Wednesday, March 23, 2011
For The Honor of Hans
I was walking through the MAM the other day after seeing the Frank Lloyd Wright museum and found myself, as I usually do, in the modern art section of the third floor and too my surprise, they had moved a lot of the work around. I love the old stuff, but it was great to see some of the work that had been in the vault for a while. Included in the pieces I wasn't used to seeing were a few by Hans Hoffman. The German Abstract-Expressionist centered most of his work on the relationship of shape, color and space and and once said about abstract painting The ability to simplify means to eliminate the unnecessary so that the necessary may speak. I was struck by the simplicity of many of his pieces, the space he left virtually untouched, and the relationship his surreal, floating objects had with each other on an undefined plane.

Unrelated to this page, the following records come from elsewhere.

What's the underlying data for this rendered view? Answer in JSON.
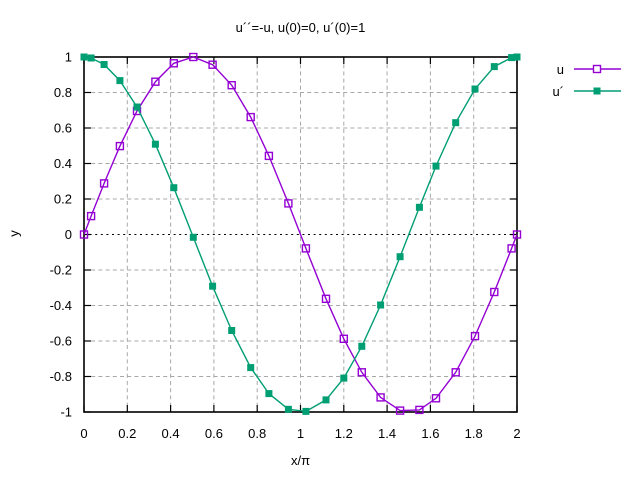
{
  "chart_data": {
    "type": "line",
    "title": "u´´=-u, u(0)=0, u´(0)=1",
    "xlabel": "x/π",
    "ylabel": "y",
    "xlim": [
      0,
      2
    ],
    "ylim": [
      -1,
      1
    ],
    "xticks": [
      0,
      0.2,
      0.4,
      0.6,
      0.8,
      1,
      1.2,
      1.4,
      1.6,
      1.8,
      2
    ],
    "xtick_labels": [
      "0",
      "0.2",
      "0.4",
      "0.6",
      "0.8",
      "1",
      "1.2",
      "1.4",
      "1.6",
      "1.8",
      "2"
    ],
    "yticks": [
      -1,
      -0.8,
      -0.6,
      -0.4,
      -0.2,
      0,
      0.2,
      0.4,
      0.6,
      0.8,
      1
    ],
    "ytick_labels": [
      "-1",
      "-0.8",
      "-0.6",
      "-0.4",
      "-0.2",
      "0",
      "0.2",
      "0.4",
      "0.6",
      "0.8",
      "1"
    ],
    "grid": true,
    "grid_color": "#a8a8a8",
    "zero_axis": true,
    "border_color": "#000000",
    "legend_position": "outside top-right",
    "x": [
      0,
      0.033,
      0.093,
      0.166,
      0.245,
      0.33,
      0.415,
      0.505,
      0.594,
      0.682,
      0.77,
      0.854,
      0.944,
      1.025,
      1.118,
      1.2,
      1.283,
      1.37,
      1.46,
      1.549,
      1.626,
      1.717,
      1.806,
      1.895,
      1.975,
      2
    ],
    "series": [
      {
        "name": "u",
        "key": "u",
        "color": "#9400d3",
        "marker": "open-square",
        "values": [
          0,
          0.1035,
          0.288,
          0.4982,
          0.6959,
          0.8607,
          0.9645,
          0.9999,
          0.9567,
          0.841,
          0.6613,
          0.4428,
          0.175,
          -0.0785,
          -0.3623,
          -0.5878,
          -0.7765,
          -0.9178,
          -0.9921,
          -0.9882,
          -0.9226,
          -0.7765,
          -0.5724,
          -0.3239,
          -0.0785,
          0
        ]
      },
      {
        "name": "u´",
        "key": "u-prime",
        "color": "#009e73",
        "marker": "filled-square",
        "values": [
          1,
          0.9946,
          0.9576,
          0.8671,
          0.7181,
          0.509,
          0.2639,
          -0.0157,
          -0.2911,
          -0.5411,
          -0.7501,
          -0.8966,
          -0.9846,
          -0.9969,
          -0.9321,
          -0.809,
          -0.6301,
          -0.3971,
          -0.1253,
          0.1533,
          0.3856,
          0.6301,
          0.82,
          0.9461,
          0.9969,
          1
        ]
      }
    ]
  }
}
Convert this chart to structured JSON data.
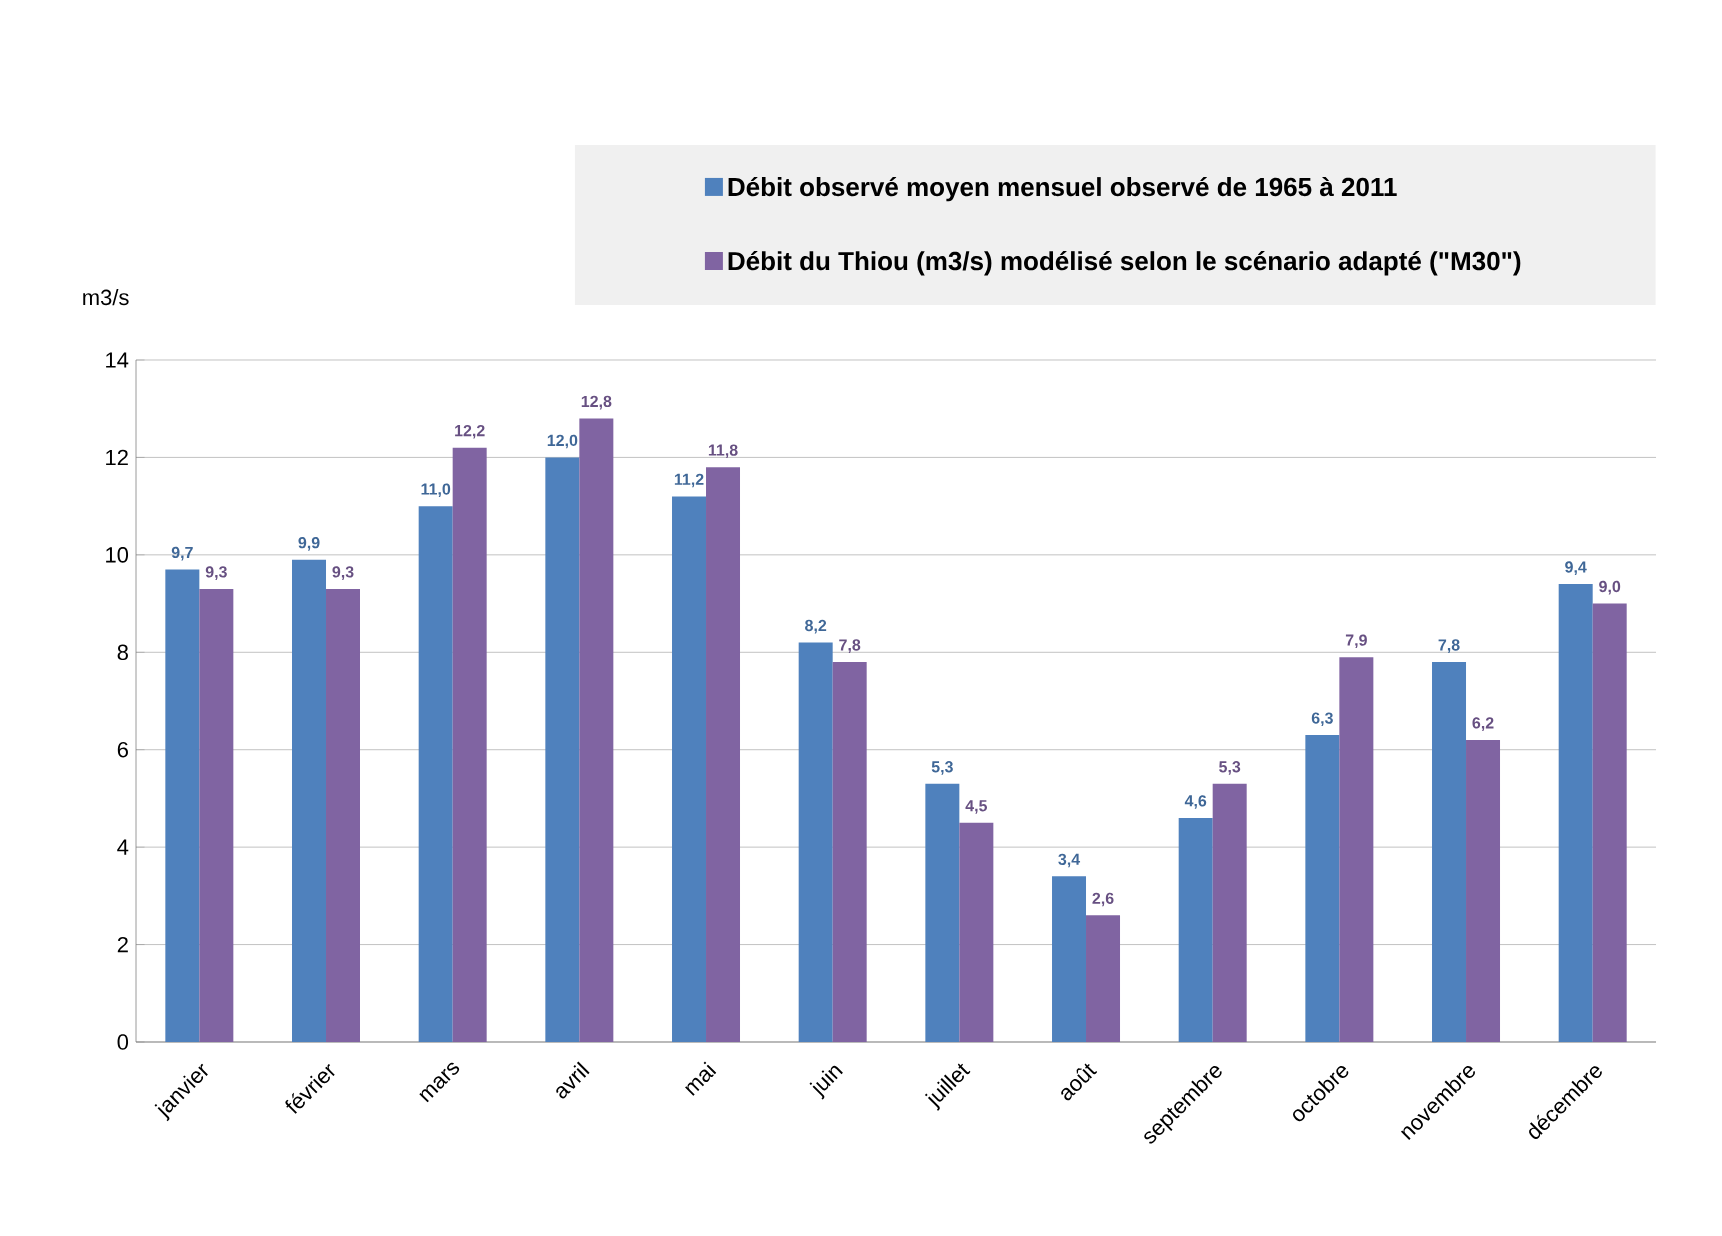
{
  "chart_data": {
    "type": "bar",
    "ylabel": "m3/s",
    "categories": [
      "janvier",
      "février",
      "mars",
      "avril",
      "mai",
      "juin",
      "juillet",
      "août",
      "septembre",
      "octobre",
      "novembre",
      "décembre"
    ],
    "series": [
      {
        "name": "Débit observé moyen mensuel observé de 1965 à 2011",
        "color": "#4f81bd",
        "values": [
          9.7,
          9.9,
          11.0,
          12.0,
          11.2,
          8.2,
          5.3,
          3.4,
          4.6,
          6.3,
          7.8,
          9.4
        ],
        "value_labels": [
          "9,7",
          "9,9",
          "11,0",
          "12,0",
          "11,2",
          "8,2",
          "5,3",
          "3,4",
          "4,6",
          "6,3",
          "7,8",
          "9,4"
        ]
      },
      {
        "name": "Débit du Thiou (m3/s) modélisé selon le scénario adapté (\"M30\")",
        "color": "#8064a2",
        "values": [
          9.3,
          9.3,
          12.2,
          12.8,
          11.8,
          7.8,
          4.5,
          2.6,
          5.3,
          7.9,
          6.2,
          9.0
        ],
        "value_labels": [
          "9,3",
          "9,3",
          "12,2",
          "12,8",
          "11,8",
          "7,8",
          "4,5",
          "2,6",
          "5,3",
          "7,9",
          "6,2",
          "9,0"
        ]
      }
    ],
    "ylim": [
      0,
      14
    ],
    "yticks": [
      0,
      2,
      4,
      6,
      8,
      10,
      12,
      14
    ],
    "grid": "y",
    "legend": "top"
  }
}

In response, after painting this canvas a few times already, I created a new piece in honor of these thoughts. I tried to base the painting around four black "symbols" and create a place where they interact in unusual ways with the things around them. Red spills and flows over unseen hills and valleys and the teal jams itself against the black like a parasite. The organic detail meanders between, around, and below the objects, further stretching the space, almost becoming a web that springs the objects forward, catches them as they fall back and repeats....
Anyway, this is "For the Honor of Hans..." acrylic, ink, and pastel on canvas with collage and found objects.